Phillip Hudson: A Twist in a Historic Election
Federal Election 2025: Big twist that will make this an historic election
The Daily Telegraph | February 17, 2025
A trio of big events in Anthony Albanese’s life are set to coincide in the first week of March.
The Prime Minister will celebrate his 62nd birthday and the 29th anniversary of his election to Parliament (both on March 2).
A few days later he will overtake Kevin Rudd’s length of service as prime minister: two years and 286 days.
As he contemplates one of the biggest decisions of his life — when to call the election — the prize Albanese is hunting for (which Rudd never achieved) is to be only the third person in 40 years to be elected prime minister twice, joining the company of political legends Bob Hawke and John Howard.
It’s no easy task. The six other prime ministers in those four decades, some with magnificent egos, managed only one election win each.
Whatever the result, this year’s federal election will be history-making.
Peter Dutton has already made unwanted history as the first opposition leader in a century to lose a seat to a government at a by-election. Yet two years on Dutton is now favoured by voters to break a rule that has lasted more than 100 years that no person who has taken the opposition leader’s job immediately after their party has lost power has won the following election.
And could a twist be that Dutton achieves that victory thanks to winning seats in Victoria, the very state that delivered the embarrassing by-election loss of Aston.
A Dutton win, whether minority or majority, would also mean Albanese would take another record — certainly one he would not want — that has stood for 94 years.
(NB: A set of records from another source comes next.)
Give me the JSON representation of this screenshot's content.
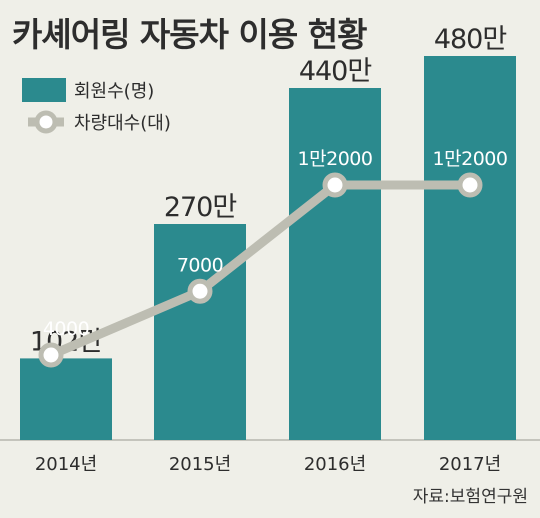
{
  "title": "카셰어링 자동차 이용 현황",
  "source": "자료:보험연구원",
  "colors": {
    "bar": "#2b8a8e",
    "line": "#bdbdb2",
    "marker_fill": "#ffffff",
    "background": "#efefe8",
    "text": "#2d2d2d"
  },
  "chart_data": {
    "type": "bar",
    "categories": [
      "2014년",
      "2015년",
      "2016년",
      "2017년"
    ],
    "series": [
      {
        "name": "회원수(명)",
        "type": "bar",
        "values": [
          1020000,
          2700000,
          4400000,
          4800000
        ],
        "labels": [
          "102만",
          "270만",
          "440만",
          "480만"
        ]
      },
      {
        "name": "차량대수(대)",
        "type": "line",
        "values": [
          4000,
          7000,
          12000,
          12000
        ],
        "labels": [
          "4000",
          "7000",
          "1만2000",
          "1만2000"
        ]
      }
    ],
    "ylim_members": [
      0,
      5000000
    ],
    "ylim_vehicles": [
      0,
      16000
    ],
    "legend": "top-left",
    "grid": false
  }
}
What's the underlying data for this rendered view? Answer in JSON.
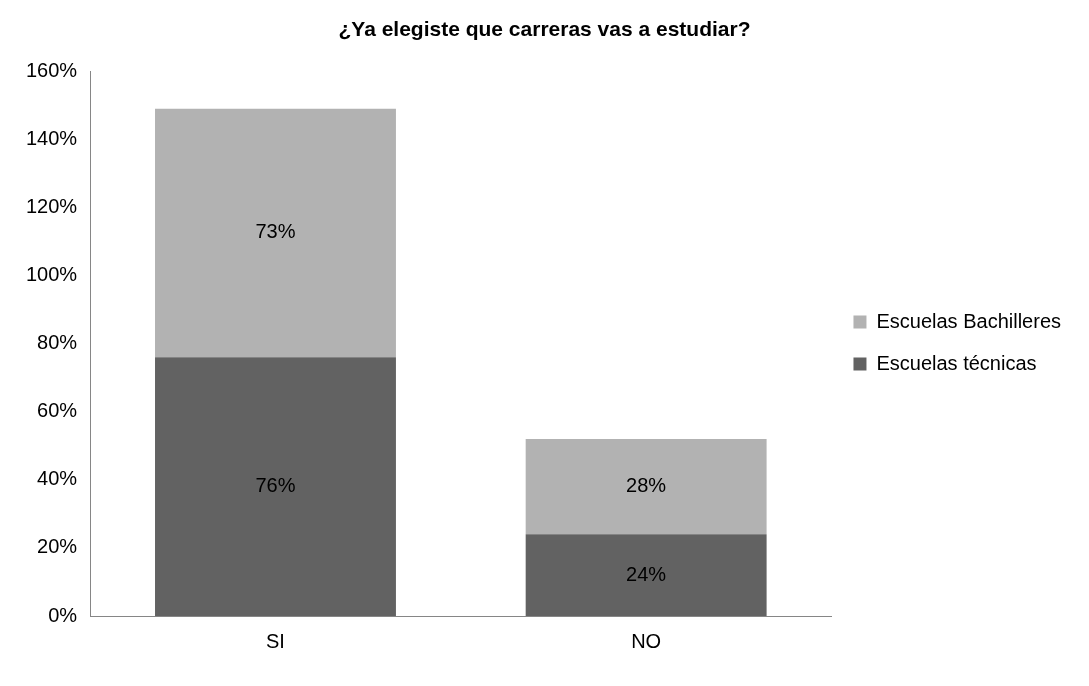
{
  "chart_data": {
    "type": "bar",
    "title": "¿Ya elegiste que carreras vas a estudiar?",
    "categories": [
      "SI",
      "NO"
    ],
    "stacked": true,
    "series": [
      {
        "name": "Escuelas técnicas",
        "color": "#626262",
        "values": [
          76,
          24
        ],
        "value_labels": [
          "76%",
          "24%"
        ]
      },
      {
        "name": "Escuelas Bachilleres",
        "color": "#b2b2b2",
        "values": [
          73,
          28
        ],
        "value_labels": [
          "73%",
          "28%"
        ]
      }
    ],
    "ylim": [
      0,
      160
    ],
    "yticks": [
      {
        "value": 0,
        "label": "0%"
      },
      {
        "value": 20,
        "label": "20%"
      },
      {
        "value": 40,
        "label": "40%"
      },
      {
        "value": 60,
        "label": "60%"
      },
      {
        "value": 80,
        "label": "80%"
      },
      {
        "value": 100,
        "label": "100%"
      },
      {
        "value": 120,
        "label": "120%"
      },
      {
        "value": 140,
        "label": "140%"
      },
      {
        "value": 160,
        "label": "160%"
      }
    ],
    "grid": false,
    "legend": "right"
  }
}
No party has been thrown out of government after one term since James Scullin had the terrible luck to lead Labor to power on the eve of the Great Depression and was replaced by voters two years later in 1931 by a minority government. Could history repeat?
Unlike those before him who led their party from opposition to government, Albanese does not enjoy a strong parliamentary majority to give him a buffer.
John Howard’s margin was 40 seats when he won in 1996 and he lost half that in the subsequent GST election.
When Kevin 07 stormed to power his parliamentary margin was 16 seats and at the next election Julia Gillard barely hung on as a minority government.
And Tony Abbott’s 30-seat buffer in 2013 was almost eclipsed by Bill Shorten in a nailbiter against Malcolm Turnbull three years later.
But Albanese starts with a wafer-thin three seat majority and every major poll suggests if an election were held now, he would lose that majority.
Whoever holds the keys to the Lodge after the votes are counted and deals done will be making history one way or the other. As a majority or a minority.
If it’s Albanese and he can hang on long enough to celebrate five years as PM in 2027, he will become the eighth longest serving PM since Federation — overtaking all recent PMs as well as Labor icons Paul Keating, Gough Whitlam, Ben Chifley, John Curtin and three-time holder of the office Andrew Fisher.
If it’s Dutton, he will become the first PM born in the 1970s.